Similarly, the scheduling can be tuned among the round-robin (corresponding to policy 0
), waterfilling (1
), and proportional fairness (2
) scheduling policies. They are written on this file, one entry per slice. This file is also reloaded periodically. If slicing is not used, instead, the global slicing policy can be set in this file.

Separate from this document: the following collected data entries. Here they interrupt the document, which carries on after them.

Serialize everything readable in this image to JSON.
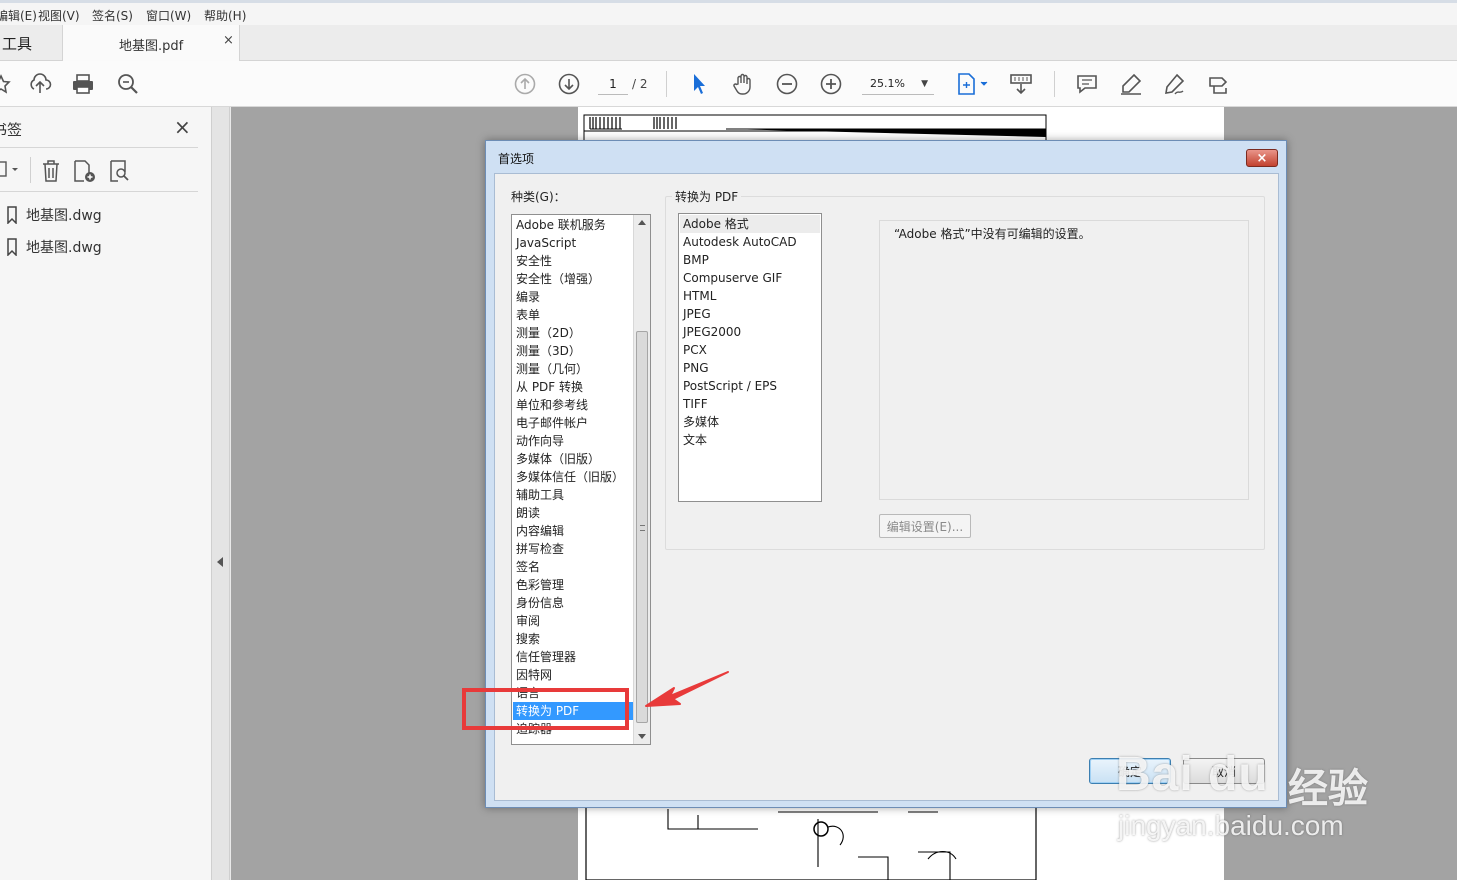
{
  "menu": [
    "编辑(E)",
    "视图(V)",
    "签名(S)",
    "窗口(W)",
    "帮助(H)"
  ],
  "tabs": {
    "tools": "工具",
    "document": "地基图.pdf",
    "close": "×"
  },
  "toolbar": {
    "page_current": "1",
    "page_total": "/ 2",
    "zoom": "25.1%",
    "icons": [
      "star-icon",
      "cloud-upload-icon",
      "print-icon",
      "search-zoom-icon",
      "page-up-icon",
      "page-down-icon",
      "select-arrow-icon",
      "hand-icon",
      "zoom-out-icon",
      "zoom-in-icon",
      "fit-page-icon",
      "scroll-mode-icon",
      "comment-icon",
      "highlight-icon",
      "sign-icon",
      "share-icon"
    ]
  },
  "left_panel": {
    "title": "书签",
    "close": "×",
    "bookmarks": [
      "地基图.dwg",
      "地基图.dwg"
    ]
  },
  "dialog": {
    "title": "首选项",
    "close": "×",
    "category_label": "种类(G)：",
    "categories": [
      "Adobe 联机服务",
      "JavaScript",
      "安全性",
      "安全性（增强）",
      "编录",
      "表单",
      "测量（2D）",
      "测量（3D）",
      "测量（几何）",
      "从 PDF 转换",
      "单位和参考线",
      "电子邮件帐户",
      "动作向导",
      "多媒体（旧版）",
      "多媒体信任（旧版）",
      "辅助工具",
      "朗读",
      "内容编辑",
      "拼写检查",
      "签名",
      "色彩管理",
      "身份信息",
      "审阅",
      "搜索",
      "信任管理器",
      "因特网",
      "语言",
      "转换为 PDF",
      "追踪器"
    ],
    "selected_category": "转换为 PDF",
    "section_label": "转换为 PDF",
    "formats": [
      "Adobe 格式",
      "Autodesk AutoCAD",
      "BMP",
      "Compuserve GIF",
      "HTML",
      "JPEG",
      "JPEG2000",
      "PCX",
      "PNG",
      "PostScript / EPS",
      "TIFF",
      "多媒体",
      "文本"
    ],
    "info_text": "“Adobe 格式”中没有可编辑的设置。",
    "edit_button": "编辑设置(E)...",
    "ok_button": "确定",
    "cancel_button": "取消"
  },
  "watermark": {
    "logo": "Bai du",
    "brand": "经验",
    "url": "jingyan.baidu.com"
  },
  "colors": {
    "selection": "#3399ff",
    "annotation_red": "#e83a3a",
    "dialog_frame": "#cfe0f3"
  }
}
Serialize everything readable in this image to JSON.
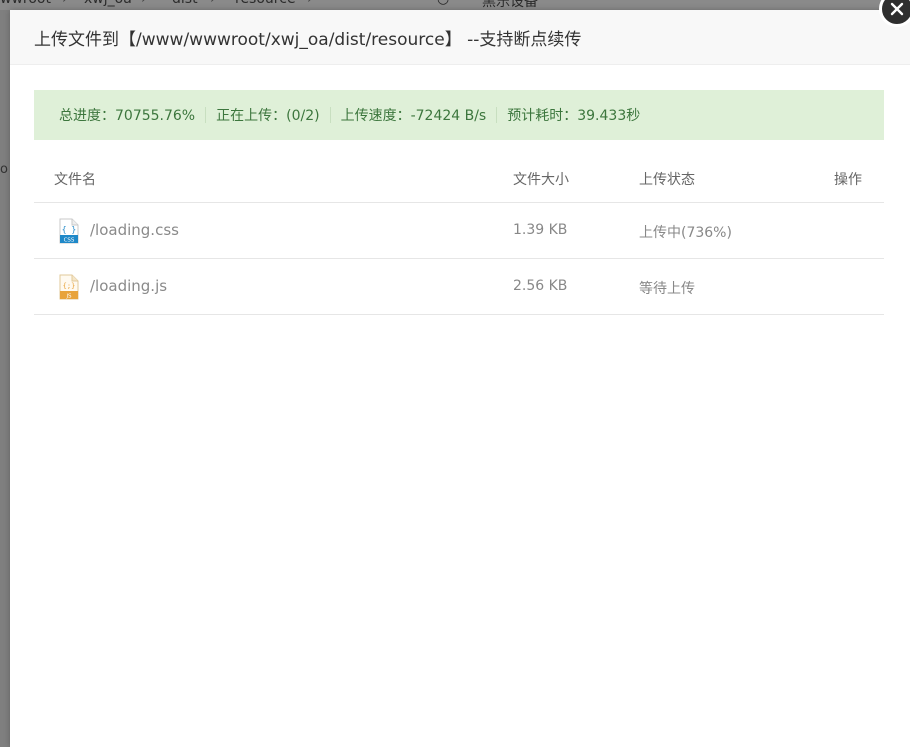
{
  "background": {
    "breadcrumb": [
      "wwroot",
      "xwj_oa",
      "dist",
      "resource"
    ],
    "side_text": "o",
    "right_text": "黑乐设备"
  },
  "dialog": {
    "title": "上传文件到【/www/wwwroot/xwj_oa/dist/resource】 --支持断点续传",
    "progress": {
      "total": "总进度：70755.76%",
      "uploading": "正在上传：(0/2)",
      "speed": "上传速度：-72424 B/s",
      "eta": "预计耗时：39.433秒"
    },
    "table": {
      "headers": {
        "name": "文件名",
        "size": "文件大小",
        "status": "上传状态",
        "action": "操作"
      },
      "rows": [
        {
          "name": "/loading.css",
          "size": "1.39 KB",
          "status": "上传中(736%)",
          "icon": "css-file-icon",
          "icon_label": "CSS"
        },
        {
          "name": "/loading.js",
          "size": "2.56 KB",
          "status": "等待上传",
          "icon": "js-file-icon",
          "icon_label": "JS"
        }
      ]
    }
  },
  "colors": {
    "progress_bg": "#dff0d8",
    "progress_text": "#3c763d",
    "css_icon": "#1e88c8",
    "js_icon": "#e8a33a"
  }
}
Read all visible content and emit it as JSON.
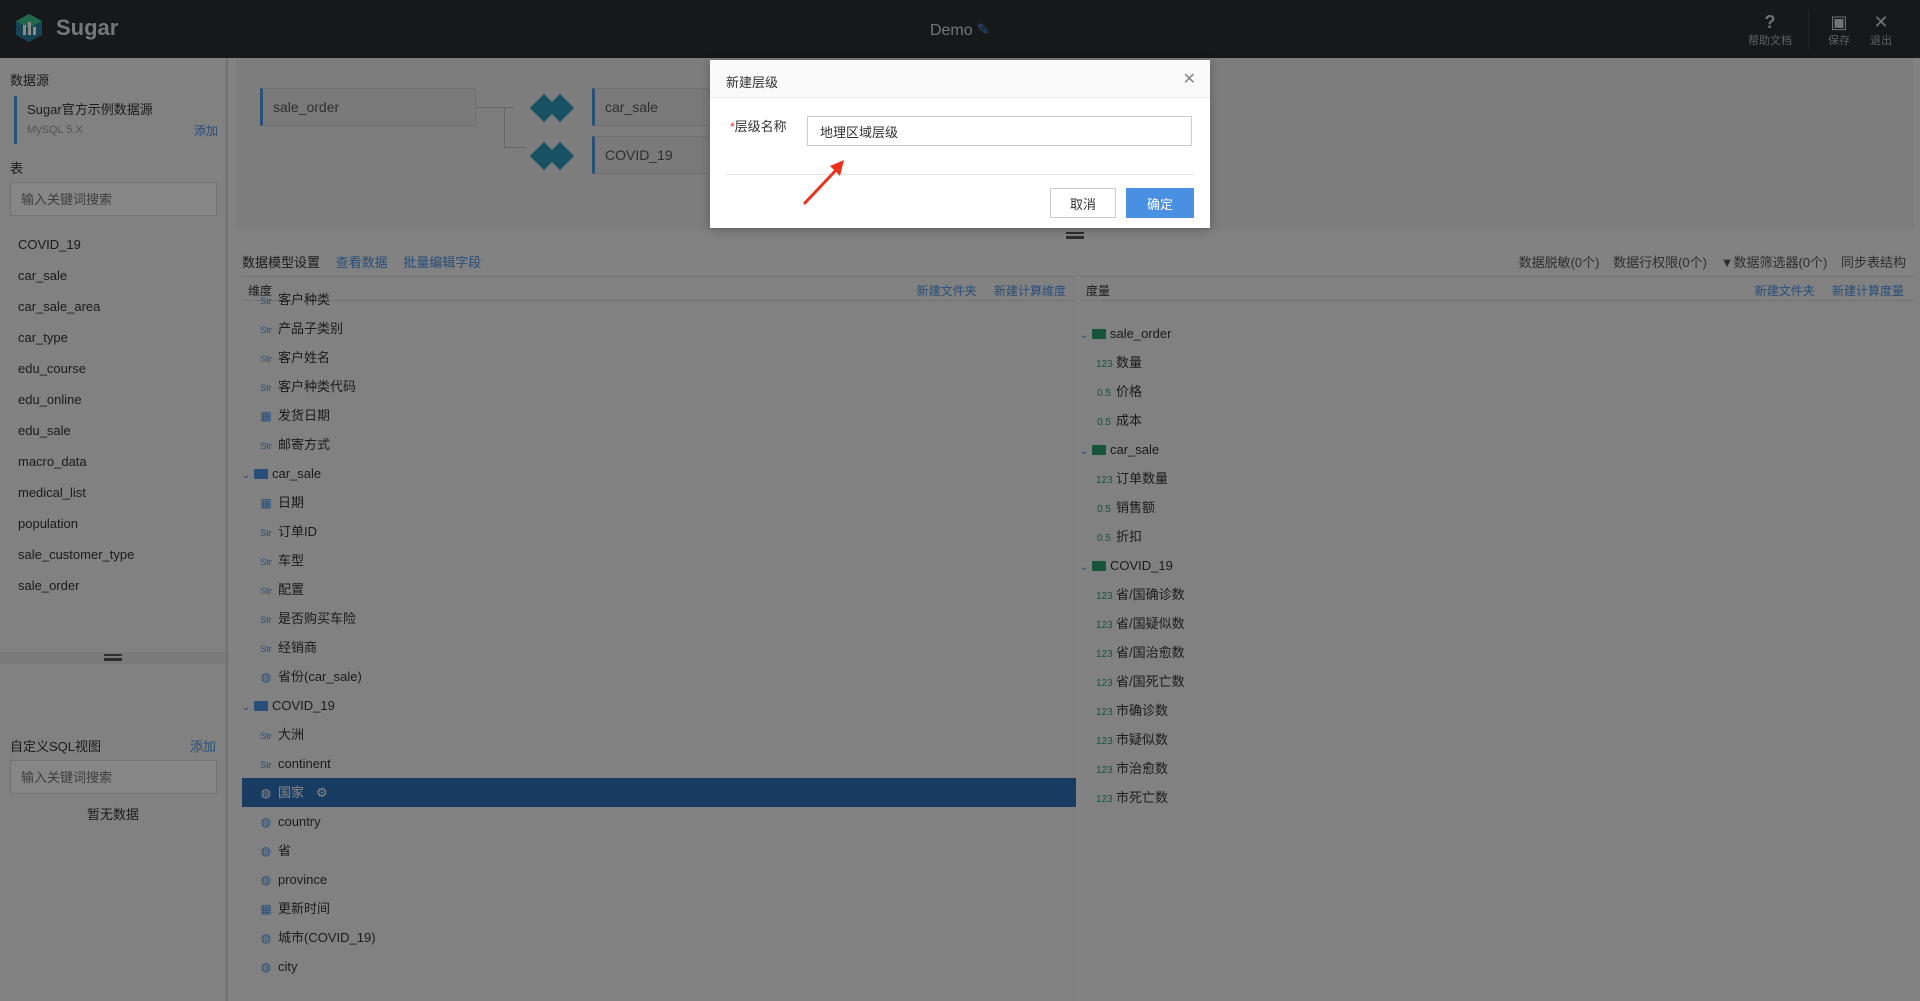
{
  "header": {
    "logo_text": "Sugar",
    "title": "Demo",
    "help_label": "帮助文档",
    "save_label": "保存",
    "exit_label": "退出"
  },
  "sidebar": {
    "datasource_title": "数据源",
    "datasource_name": "Sugar官方示例数据源",
    "datasource_type": "MySQL 5.X",
    "add_label": "添加",
    "tables_title": "表",
    "search_placeholder": "输入关键词搜索",
    "tables": [
      "COVID_19",
      "car_sale",
      "car_sale_area",
      "car_type",
      "edu_course",
      "edu_online",
      "edu_sale",
      "macro_data",
      "medical_list",
      "population",
      "sale_customer_type",
      "sale_order"
    ],
    "sql_title": "自定义SQL视图",
    "sql_add_label": "添加",
    "sql_search_placeholder": "输入关键词搜索",
    "no_data": "暂无数据"
  },
  "diagram": {
    "main_table": "sale_order",
    "joined": [
      "car_sale",
      "COVID_19"
    ]
  },
  "toolbar": {
    "tabs": [
      "数据模型设置",
      "查看数据",
      "批量编辑字段"
    ],
    "right": [
      "数据脱敏(0个)",
      "数据行权限(0个)",
      "数据筛选器(0个)",
      "同步表结构"
    ]
  },
  "dimension_panel": {
    "title": "维度",
    "actions": [
      "新建文件夹",
      "新建计算维度"
    ],
    "rows": [
      {
        "icon": "Str",
        "label": "客户种类"
      },
      {
        "icon": "Str",
        "label": "产品子类别"
      },
      {
        "icon": "Str",
        "label": "客户姓名"
      },
      {
        "icon": "Str",
        "label": "客户种类代码"
      },
      {
        "icon": "date",
        "label": "发货日期"
      },
      {
        "icon": "Str",
        "label": "邮寄方式"
      },
      {
        "icon": "folder",
        "label": "car_sale"
      },
      {
        "icon": "date",
        "label": "日期"
      },
      {
        "icon": "Str",
        "label": "订单ID"
      },
      {
        "icon": "Str",
        "label": "车型"
      },
      {
        "icon": "Str",
        "label": "配置"
      },
      {
        "icon": "Str",
        "label": "是否购买车险"
      },
      {
        "icon": "Str",
        "label": "经销商"
      },
      {
        "icon": "geo",
        "label": "省份(car_sale)"
      },
      {
        "icon": "folder",
        "label": "COVID_19"
      },
      {
        "icon": "Str",
        "label": "大洲"
      },
      {
        "icon": "Str",
        "label": "continent"
      },
      {
        "icon": "geo",
        "label": "国家",
        "selected": true
      },
      {
        "icon": "geo",
        "label": "country"
      },
      {
        "icon": "geo",
        "label": "省"
      },
      {
        "icon": "geo",
        "label": "province"
      },
      {
        "icon": "date",
        "label": "更新时间"
      },
      {
        "icon": "geo",
        "label": "城市(COVID_19)"
      },
      {
        "icon": "geo",
        "label": "city"
      }
    ]
  },
  "measure_panel": {
    "title": "度量",
    "actions": [
      "新建文件夹",
      "新建计算度量"
    ],
    "rows": [
      {
        "icon": "folder",
        "label": "sale_order"
      },
      {
        "icon": "123",
        "label": "数量"
      },
      {
        "icon": "0.5",
        "label": "价格"
      },
      {
        "icon": "0.5",
        "label": "成本"
      },
      {
        "icon": "folder",
        "label": "car_sale"
      },
      {
        "icon": "123",
        "label": "订单数量"
      },
      {
        "icon": "0.5",
        "label": "销售额"
      },
      {
        "icon": "0.5",
        "label": "折扣"
      },
      {
        "icon": "folder",
        "label": "COVID_19"
      },
      {
        "icon": "123",
        "label": "省/国确诊数"
      },
      {
        "icon": "123",
        "label": "省/国疑似数"
      },
      {
        "icon": "123",
        "label": "省/国治愈数"
      },
      {
        "icon": "123",
        "label": "省/国死亡数"
      },
      {
        "icon": "123",
        "label": "市确诊数"
      },
      {
        "icon": "123",
        "label": "市疑似数"
      },
      {
        "icon": "123",
        "label": "市治愈数"
      },
      {
        "icon": "123",
        "label": "市死亡数"
      }
    ]
  },
  "modal": {
    "title": "新建层级",
    "required_mark": "*",
    "label": "层级名称",
    "value": "地理区域层级",
    "cancel": "取消",
    "ok": "确定"
  }
}
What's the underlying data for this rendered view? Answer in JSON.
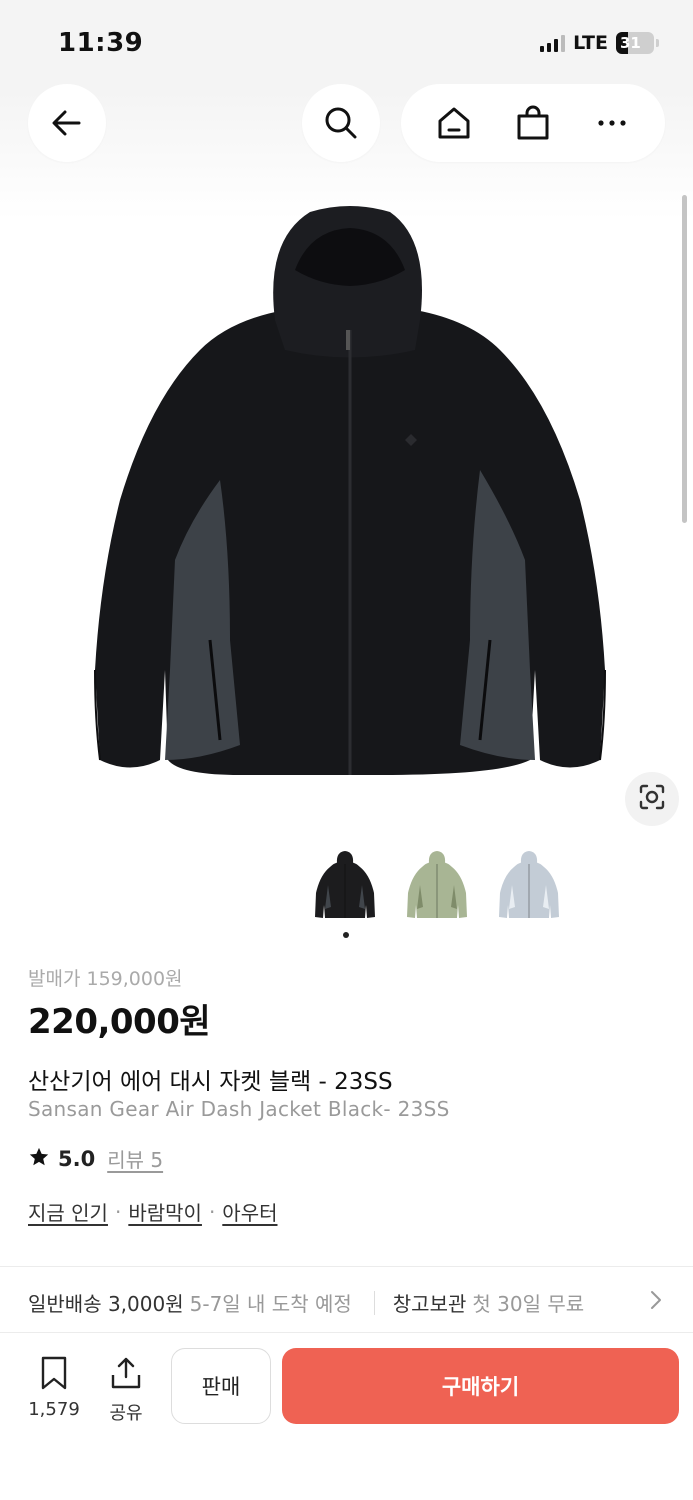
{
  "status_bar": {
    "time": "11:39",
    "network": "LTE",
    "battery": "31",
    "battery_level": 0.31
  },
  "nav": {
    "icons": [
      "back-arrow-icon",
      "search-icon",
      "home-icon",
      "shopping-bag-icon",
      "more-icon"
    ]
  },
  "product": {
    "release_price": "발매가 159,000원",
    "price": "220,000원",
    "title_ko": "산산기어 에어 대시 자켓 블랙 - 23SS",
    "title_en": "Sansan Gear Air Dash Jacket Black- 23SS",
    "rating": "5.0",
    "reviews": "리뷰 5",
    "tags": [
      "지금 인기",
      "바람막이",
      "아우터"
    ],
    "tag_separator": "·",
    "variants": [
      {
        "color": "#1c1c1e"
      },
      {
        "color": "#a8b594"
      },
      {
        "color": "#c3ccd6"
      }
    ],
    "selected_variant": 0
  },
  "shipping": {
    "general": "일반배송 3,000원",
    "eta": "5-7일 내 도착 예정",
    "storage": "창고보관",
    "storage_offer": "첫 30일 무료"
  },
  "bottom_bar": {
    "bookmark_count": "1,579",
    "share_label": "공유",
    "sell_label": "판매",
    "buy_label": "구매하기",
    "accent": "#ef6253"
  }
}
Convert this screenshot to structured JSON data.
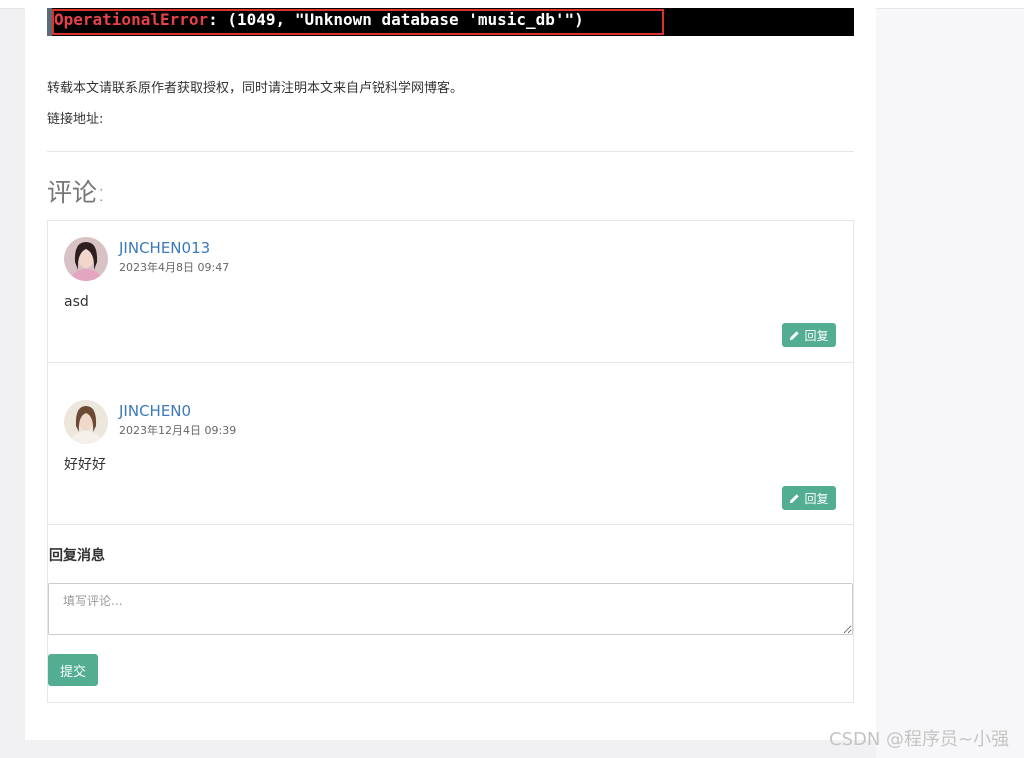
{
  "error_banner": {
    "error_type": "OperationalError",
    "error_message": ": (1049, \"Unknown database 'music_db'\")"
  },
  "article_footer": {
    "copyright_notice": "转载本文请联系原作者获取授权，同时请注明本文来自卢锐科学网博客。",
    "link_label": "链接地址:"
  },
  "comments": {
    "title": "评论:",
    "items": [
      {
        "username": "JINCHEN013",
        "date": "2023年4月8日 09:47",
        "text": "asd",
        "reply_label": "回复"
      },
      {
        "username": "JINCHEN0",
        "date": "2023年12月4日 09:39",
        "text": "好好好",
        "reply_label": "回复"
      }
    ]
  },
  "reply_form": {
    "heading": "回复消息",
    "placeholder": "填写评论...",
    "submit_label": "提交"
  },
  "watermark": "CSDN @程序员~小强",
  "colors": {
    "accent_button": "#52ad91",
    "username_link": "#3a7ab8",
    "error_red": "#e8414b",
    "highlight_border": "#d9342b"
  }
}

KPIs are periodically (e.g., every 250 ms) written on file in the folder ~/radio_code/scope_config/metrics/csv
for the gNB only (an example is shown here directory), one file per user, named <ue_imsi>_metrics.csv
, where ue_imsi
is the IMSI of the UE. Valid UE IMSI for this exercise should be 001010123456002
and 001010123456003
, you can ignore files for which the IMSI value only has 2 or 3 digits. The E2 agent of the O-DU peridically reads user KPIs from these files and sends them to the E2 termination of the near-real-time RIC, and eventually to the xApp.